Based on your answers, question 2 and 3, if a student added 25mL of NaOH, in part 2 of the experiment, there will be enough NaOH to react with both the HNO3 and Cu+2.True False
A student decomposed 3.67g of copper (II) hydroxide into copper (II) oxide. How many mL of 3M H2SO4 is need to react with all the copper (II) oxide?
Using the information in question 5, how much copper (II) sulfate, in grams, are prodcued?
Using the amount of copper (II) sulfate produced, in question 6, how much copper (in grams) is produced if excess zinc is used?
In step 5 , of the experiment, 6M HCl is added to react with any unreactive Zn left in solution. If a student has 5.21g of copper (II) sulfate, how much zinc is needed to react with copper so that no HCl is needed in this step?
1. For the first question, we can use the formula: M1V1 = M2V2.
V2 = (M1V1) / M2
V2 = (3.00 mol/L * 4.00 mL) / 16.0 mol/L
V2 = 0.75 mL
2. For the second question, we first need to calculate the moles of Cu+2 using its molar mass.
Moles of Cu+2 = 0.500g / 63.55g/mol = 0.00787 mol
Now, we can use the formula: M1V1 = M2V2.
V2 = (M1V1) / M2
V2 = (3.00 mol/L * 0.00787 mol) / 1.00 mol/L
V2 = 0.0236 mL
3. True. Since the total volume required from both reactions is 0.75 mL + 0.0236 mL = 0.7736 mL, which is less than the 25 mL of NaOH added.

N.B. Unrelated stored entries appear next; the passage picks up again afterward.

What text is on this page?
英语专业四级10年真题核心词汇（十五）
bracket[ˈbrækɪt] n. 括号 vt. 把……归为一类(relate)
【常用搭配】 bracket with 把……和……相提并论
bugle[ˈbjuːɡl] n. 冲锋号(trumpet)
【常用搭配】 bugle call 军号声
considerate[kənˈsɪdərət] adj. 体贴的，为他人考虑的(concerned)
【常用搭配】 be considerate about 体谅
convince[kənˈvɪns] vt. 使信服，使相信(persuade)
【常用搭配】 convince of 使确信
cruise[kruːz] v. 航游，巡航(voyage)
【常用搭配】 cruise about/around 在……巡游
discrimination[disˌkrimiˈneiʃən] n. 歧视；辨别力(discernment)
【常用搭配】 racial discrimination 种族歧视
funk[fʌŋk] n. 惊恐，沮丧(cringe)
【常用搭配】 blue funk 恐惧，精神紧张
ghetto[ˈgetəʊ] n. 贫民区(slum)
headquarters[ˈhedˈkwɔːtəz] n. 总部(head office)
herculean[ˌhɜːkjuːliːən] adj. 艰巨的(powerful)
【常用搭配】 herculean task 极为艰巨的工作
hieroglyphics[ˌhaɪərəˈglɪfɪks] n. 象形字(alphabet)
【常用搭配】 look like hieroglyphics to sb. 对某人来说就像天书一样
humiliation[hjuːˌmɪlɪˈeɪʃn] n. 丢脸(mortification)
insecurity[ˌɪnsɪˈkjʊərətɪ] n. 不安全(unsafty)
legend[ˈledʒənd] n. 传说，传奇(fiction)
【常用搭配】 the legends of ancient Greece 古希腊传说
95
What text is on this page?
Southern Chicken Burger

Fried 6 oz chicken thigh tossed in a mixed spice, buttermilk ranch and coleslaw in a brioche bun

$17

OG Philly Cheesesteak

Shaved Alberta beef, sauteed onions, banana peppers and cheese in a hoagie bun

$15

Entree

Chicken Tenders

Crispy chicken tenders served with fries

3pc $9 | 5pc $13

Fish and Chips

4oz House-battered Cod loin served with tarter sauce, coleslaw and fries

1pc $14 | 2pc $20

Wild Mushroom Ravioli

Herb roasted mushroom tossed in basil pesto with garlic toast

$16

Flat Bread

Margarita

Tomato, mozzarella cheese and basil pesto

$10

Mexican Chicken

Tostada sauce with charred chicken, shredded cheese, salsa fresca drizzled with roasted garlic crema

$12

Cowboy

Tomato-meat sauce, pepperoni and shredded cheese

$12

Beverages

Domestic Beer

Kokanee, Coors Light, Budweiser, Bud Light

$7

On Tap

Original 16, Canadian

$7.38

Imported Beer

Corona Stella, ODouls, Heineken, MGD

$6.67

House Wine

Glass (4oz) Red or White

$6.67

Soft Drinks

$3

4. First, we need to calculate the moles of CuO using its molar mass.
Moles of CuO = 3.67g / 79.55g/mol = 0.0461 mol
Now we use the formula: M1V1 = M2V2.
V1 = (0.0461 mol * 1 L / 3M) * 1000 mL/L
V1 = 15.37 mL
5. Using stoichiometry, we can determine the moles of CuSO4 produced from the moles of CuO reacted with H2SO4.
From the balanced chemical equation: CuO + H2SO4 -> CuSO4 + H2O
1 mole of CuO produces 1 mole of CuSO4
Therefore, 0.0461 mol of CuO produces 0.0461 mol of CuSO4.
Mass of CuSO4 = 0.0461 mol * 159.61 g/mol = 7.36 g
6. Using stoichiometry again, we can determine the moles of Cu produced from the moles of CuSO4 reacted with excess zinc.
From the balanced chemical equation: CuSO4 + Zn -> ZnSO4 + Cu
1 mole of CuSO4 produces 1 mole of Cu
Therefore, 0.0461 mol of CuSO4 produces 0.0461 mol of Cu.
Mass of Cu = 0.0461 mol * 63.55 g/mol = 2.93 g
7. If 5.21g of CuSO4 is obtained and all of it comes from 0.0461 mol of CuO, then we need to calculate the moles of Cu needed to produce that amount of CuSO4.
Moles of Cu = 5.21g / 159.61g/mol = 0.0326 mol
From stoichiometry, 1 mole of Cu produces 1 mole of CuSO4.
Therefore, 0.0326 mol of Cu produces 0.0326 mol of CuSO4.
This means that 0.0326 mol of CuO is needed to produce 5.21g of CuSO4.
Now we can calculate the grams of CuO needed for the reaction.
Mass of CuO = 0.0326 mol * 79.55 g/mol = 2.59 g
Therefore, 2.59 grams of CuO is needed to produce 5.21g of CuSO4.